¿Quién educa a quién? De Tokisha a Shuupamela. La degradación que ya normalizamos
Por Abril Peña
El escándalo de la semana
Un video viral desde una escuela pública ha sacudido la opinión pública. En él, un grupo de jóvenes entona lo que llaman música urbana, describiendo con un lenguaje soez actos sexuales —felaciones, “tortilleos” y encuentros en grupo—, como si se tratara de un simple recreo escolar. La indignación ha sido inmediata: ¿cómo es posible que semejante aberración se grabara dentro de un plantel educativo, con las autoridades mirando para otro lado? Sobran los llamados a sancionar a los responsables del centro, y con razón.
Pero quedarnos en esa indignación es insuficiente. El video es solo la punta de un iceberg que venimos ignorando durante años, lo que debe preocuparnos es la podredumbre detrás del show
Los urbanos suelen decir que “cantan lo que viven”. Y lo preocupante es que, a juzgar por los comentarios que inundan las redes sociales, no exageran: lo que vimos en ese video no es excepción, sino la regla.
Las escuelas públicas —y también muchas privadas— son hoy terreno fértil para la indisciplina, la violencia, el consumo de drogas y, en no pocos casos, la actividad sexual entre adolescentes, sin control ni supervisión. Para que se produzcan estos hechos se necesita algo más que “dos minutos de locura”: se necesita tiempo, espacio y un nivel de abandono institucional que ya se ha normalizado.
No es la primera vez. Recordemos que el fenómeno “Chúpamela” no es nuevo, antes fue Tokischa que generó un escándalo similar con desacato escolar usando uniformes escolares, luego nos escandalizamos con una exposición de arte porque presentaba un maniquí de una menor embarazada en uniforme como si el 19% de embarazadas menores de edad fuesen una invención, no hace nada un alcalde llevó a una escuela a una creadora de contenido llamada la profezorra, al final, nada cambió y pasará lo mismo ahora si no se tocan las raíces del problema.
Hagamos entonces las preguntas incómodas:
¿Quiénes deben rendir cuentas? ¿Las autoridades del plantel que permitieron semejante espectáculo? ¿Las direcciones de Espectáculos Públicos, que por décadas se han hecho las ciegas, sordas o mudas ante la degradación cultural?
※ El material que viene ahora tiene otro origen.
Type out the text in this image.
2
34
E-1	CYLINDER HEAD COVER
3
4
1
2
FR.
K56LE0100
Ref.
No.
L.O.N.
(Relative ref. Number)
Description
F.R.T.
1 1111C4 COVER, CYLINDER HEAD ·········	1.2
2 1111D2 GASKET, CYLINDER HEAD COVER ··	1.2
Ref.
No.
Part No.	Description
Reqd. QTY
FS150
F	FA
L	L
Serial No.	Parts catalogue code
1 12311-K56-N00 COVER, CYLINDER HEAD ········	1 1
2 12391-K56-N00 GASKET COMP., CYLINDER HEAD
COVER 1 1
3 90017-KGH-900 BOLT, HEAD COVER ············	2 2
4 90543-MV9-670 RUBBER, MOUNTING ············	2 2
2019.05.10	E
¿Los ministros de Educación y Cultura, que han dejado que las aulas y las artes sean sustituidas por la vulgaridad sin políticas claras de contención?
¿Los padres, que han entregado la formación de sus hijos a las pantallas y la “moda urbana”?
¿El Estado, que sigue financiando con publicidad programas y espacios que promueven esta subcultura como si fuera inocua? ¿La sociedad en general que cada vez que hay un intento de control de contenidos se alza en dos patas gritando como papagallos :!Censura! !Censura! ? Los medios de comunicación que decimos que esto es un negocio y al consumidor hay que darle lo que quiere? ¿Las clases altas que por caer graciosas y estar a la moda andan haciendo tik toks y contratando a expositores y figuras de influencia del está subcultura?
¿Los medios tradicionales o no que debemos de ser rentables y que por ello, nos montamos en las olas que nos permiten vitalidad y con ellos rentabilidad? Después de todo esto es un negocio.
La verdad es que todos cargamos con responsabilidad. Porque este desastre no se formó en un día. Y tampoco desaparecerá en un día y ni siquiera, para colmo, es un fenómeno solo local.
Mientras los buenos libros escasean en los currículos escolares y en los hogares, mientras no hay un plan serio de fomento a la lectura, a la música y a los valores, la vulgaridad avanza sin obstáculos, convertida en aspiración social. Desde los barrios más pobres hasta los sectores de clase alta, todos consumen y reproducen estos contenidos en TikTok, en fiestas y hasta en campañas políticas. Ser vulgar está de moda, y hemos permitido que lo vulgar se confunda con lo auténtico.
La pregunta que no queremos hacernos
Sí, deben rodar cabezas por el escándalo y más que por este, por el irrespeto a un espacio público de formación y de ejemplo. Pero más importante aún: ¿qué vamos a hacer para cambiar el rumbo? ¿Hasta cuándo seguiremos limitándonos a escandalizarnos cada cierto tiempo, sin enfrentar la raíz de una crisis cultural y educativa que amenaza con devorarnos?
Si no respondemos ahora, dentro de poco ni siquiera habrá capacidad de indignarse. Y ese, sin duda, será el fracaso más grande.